There were heart wrenching images on TV all day: A woman crying on the shoulder of the army officer who had just served her with her eviction order; the tough looking commander of the famous Golani regiment listening compassionately to the passionate monologues of demonstrators, including a very tearful ex-officer of his, and then hugging them; a lovely young couple in a very modest home receiving their eviction order sadly, telling the young soldier boy and girl quietly that they wouldn’t be leaving of their own accord. But you could see that they would not be violent. Such a sweet, quiet young couple. You could see that they had no violence in them. You could see that when the time came, the soldiers would just carry them out.
Even if you are pro-disengagement, this is not a happy time; this is not the time for satisfaction or a feeling of victory. These people’s whole world is collapsing around them. I watched on television as an army troop marched into the almost completely deserted settlement of Nissanit. You could see an army jeep roll by.
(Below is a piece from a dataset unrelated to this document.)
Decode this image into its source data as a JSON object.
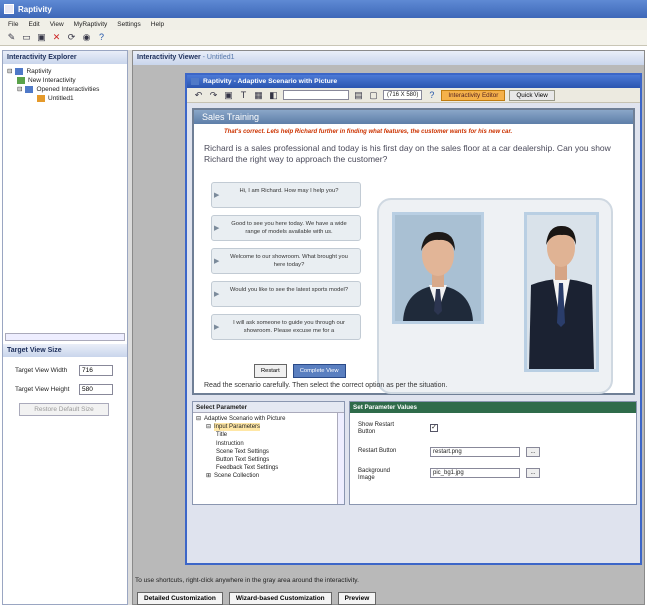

Watching those soldiers marching in reminded me of other pictures you often see on the TV, and that’s when it hit home. Suddenly I could understand what the settlers have been saying again and again in recent days.
What will be happening in the next few days is that the Israeli army will become an occupying force in villages where loyal, law-abiding Israeli citizens live, and the Israel army and the Israeli police will be turning these loyal, law-abiding citizens out of their homes.
If you’ve been reading my blog, you know I believe we have to go through with this, like it or not, whatever the consequences; you know that I have long believed we would have had to do this sooner or later, that it is inevitable; and you know I do not believe in tolerance for law-breaking, and I think these people should just pack up and go by themselves.
But I’ve had this big lump in my throat all day.
Suddenly I find I have this niggling admiration for those who will not leave on their own, even though it is so worrying. And I realize that there is a lesson for all of us here.
No Israeli has the right to turn his head away, to turn off the television, to pretend it isn’t happening. We must see it all. See without judgment.
We owe it to the settlers that we see them holding on to their beloved homes till the very last minute, at the price of losing a large part of their compensation, at the price of mentally scarring their children, even though it means that the evacuation will be so much more difficult and perhaps prolonged. We owe it to the brave young soldiers and police men and women to witness them evicting the settlers, as kindly but as determinedly as possible, doing our dirty work for us.
We must watch the settlers making their last stand. We must hear what they have to say, even if we don’t like them, even if we think they should never have been there in the first place. And most important, we must look inside ourselves at that lump in our throat. We must not try to avoid it or ignore it or pretend it isn’t there, however difficult and unpleasant this may be. And if we can’t feel it, the lump, we must ask ourselves why not.
Because that lump in our throat is who we are and what we are doing here.
We Israeli bloggers writing in English often discuss what it means to be Israeli. Perhaps this is what it means.